Though John's prophecies have yet to be fulfilled, refusing to believe them as written is perilous, Wylie feels, as he explores John's book in scrupulous detail. As an example, when John predicts an apocalyptic messenger who "poured out his vial upon the sun," Wylie theorizes that the warmth so generated could come from "atomic fighting" or "drained ozone in the environment," two clearly modern phenomena. Overall, Wylie envisions a struggle between good and evil and the triumph of "the Lord's grandness," as predicted in John's book.

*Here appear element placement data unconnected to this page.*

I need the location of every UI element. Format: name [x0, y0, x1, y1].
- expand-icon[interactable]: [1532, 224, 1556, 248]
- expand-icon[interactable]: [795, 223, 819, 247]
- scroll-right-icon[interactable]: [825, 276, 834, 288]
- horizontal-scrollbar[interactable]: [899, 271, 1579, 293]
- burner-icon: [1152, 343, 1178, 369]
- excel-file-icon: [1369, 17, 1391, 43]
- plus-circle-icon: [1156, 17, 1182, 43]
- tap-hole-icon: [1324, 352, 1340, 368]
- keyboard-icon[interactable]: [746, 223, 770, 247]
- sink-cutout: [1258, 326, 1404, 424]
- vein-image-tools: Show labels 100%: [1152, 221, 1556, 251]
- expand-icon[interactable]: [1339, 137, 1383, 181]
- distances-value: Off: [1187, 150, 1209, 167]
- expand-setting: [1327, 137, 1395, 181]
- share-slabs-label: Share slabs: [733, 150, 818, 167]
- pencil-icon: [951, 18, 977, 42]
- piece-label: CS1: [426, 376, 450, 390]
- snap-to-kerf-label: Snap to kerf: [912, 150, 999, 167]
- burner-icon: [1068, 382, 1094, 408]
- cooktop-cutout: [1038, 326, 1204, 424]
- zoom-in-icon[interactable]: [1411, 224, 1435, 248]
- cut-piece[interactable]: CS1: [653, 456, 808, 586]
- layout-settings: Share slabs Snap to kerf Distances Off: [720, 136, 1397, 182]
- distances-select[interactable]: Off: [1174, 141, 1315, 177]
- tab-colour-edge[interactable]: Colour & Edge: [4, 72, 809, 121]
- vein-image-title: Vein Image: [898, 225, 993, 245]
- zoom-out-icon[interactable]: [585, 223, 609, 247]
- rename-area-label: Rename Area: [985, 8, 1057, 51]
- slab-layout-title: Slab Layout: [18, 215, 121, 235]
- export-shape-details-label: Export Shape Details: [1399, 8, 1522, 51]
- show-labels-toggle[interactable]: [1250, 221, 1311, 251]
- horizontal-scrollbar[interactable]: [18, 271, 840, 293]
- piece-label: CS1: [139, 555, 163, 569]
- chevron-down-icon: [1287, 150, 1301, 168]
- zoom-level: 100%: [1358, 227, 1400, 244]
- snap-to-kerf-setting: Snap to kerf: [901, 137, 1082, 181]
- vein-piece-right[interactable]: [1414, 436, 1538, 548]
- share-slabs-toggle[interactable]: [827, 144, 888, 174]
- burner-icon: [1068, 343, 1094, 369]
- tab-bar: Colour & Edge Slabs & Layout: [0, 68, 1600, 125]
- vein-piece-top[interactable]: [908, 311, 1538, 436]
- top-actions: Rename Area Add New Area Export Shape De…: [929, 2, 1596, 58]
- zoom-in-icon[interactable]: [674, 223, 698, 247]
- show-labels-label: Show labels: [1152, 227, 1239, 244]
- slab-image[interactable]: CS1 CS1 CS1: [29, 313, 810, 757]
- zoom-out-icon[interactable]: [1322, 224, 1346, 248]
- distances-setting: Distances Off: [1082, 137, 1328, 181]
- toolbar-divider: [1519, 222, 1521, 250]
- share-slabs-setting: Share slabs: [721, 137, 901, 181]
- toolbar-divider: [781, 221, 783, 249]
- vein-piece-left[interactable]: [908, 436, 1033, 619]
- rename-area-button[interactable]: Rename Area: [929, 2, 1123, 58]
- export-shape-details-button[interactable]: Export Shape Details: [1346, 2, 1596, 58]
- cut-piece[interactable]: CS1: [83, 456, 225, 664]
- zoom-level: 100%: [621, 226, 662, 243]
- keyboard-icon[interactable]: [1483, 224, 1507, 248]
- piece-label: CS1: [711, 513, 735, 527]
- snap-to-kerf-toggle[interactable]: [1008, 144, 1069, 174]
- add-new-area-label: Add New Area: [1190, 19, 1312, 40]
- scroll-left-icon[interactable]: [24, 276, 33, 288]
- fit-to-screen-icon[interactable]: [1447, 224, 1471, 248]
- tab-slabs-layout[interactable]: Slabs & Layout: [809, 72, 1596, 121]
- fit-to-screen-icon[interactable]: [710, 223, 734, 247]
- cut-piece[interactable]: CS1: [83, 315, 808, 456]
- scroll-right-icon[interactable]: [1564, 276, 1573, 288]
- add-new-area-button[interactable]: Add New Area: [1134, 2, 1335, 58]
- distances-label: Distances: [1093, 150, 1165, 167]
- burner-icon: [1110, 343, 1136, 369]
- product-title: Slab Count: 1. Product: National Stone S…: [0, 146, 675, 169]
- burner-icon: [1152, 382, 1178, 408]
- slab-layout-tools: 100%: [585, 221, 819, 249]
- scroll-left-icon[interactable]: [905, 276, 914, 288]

Wylie has been fascinated by the Book of Revelation since he was a student preparing for a role as a minister and educator. His text elucidates the work's deeper meanings and follows its narration with almost line-by-line quotations, along with references from other portions of the Bible. He is convinced that Revelation provides a means of helping Christians understand God's plan for humanity and the individual's place in that grand structure. Wylie also draws on noted scholarly sources and provides a useful bibliography. These contributions, combined with his lively observations, are offered with the admirable purpose of enlightening readers in their own private or church-based group study of Revelation's original, unchanging purpose.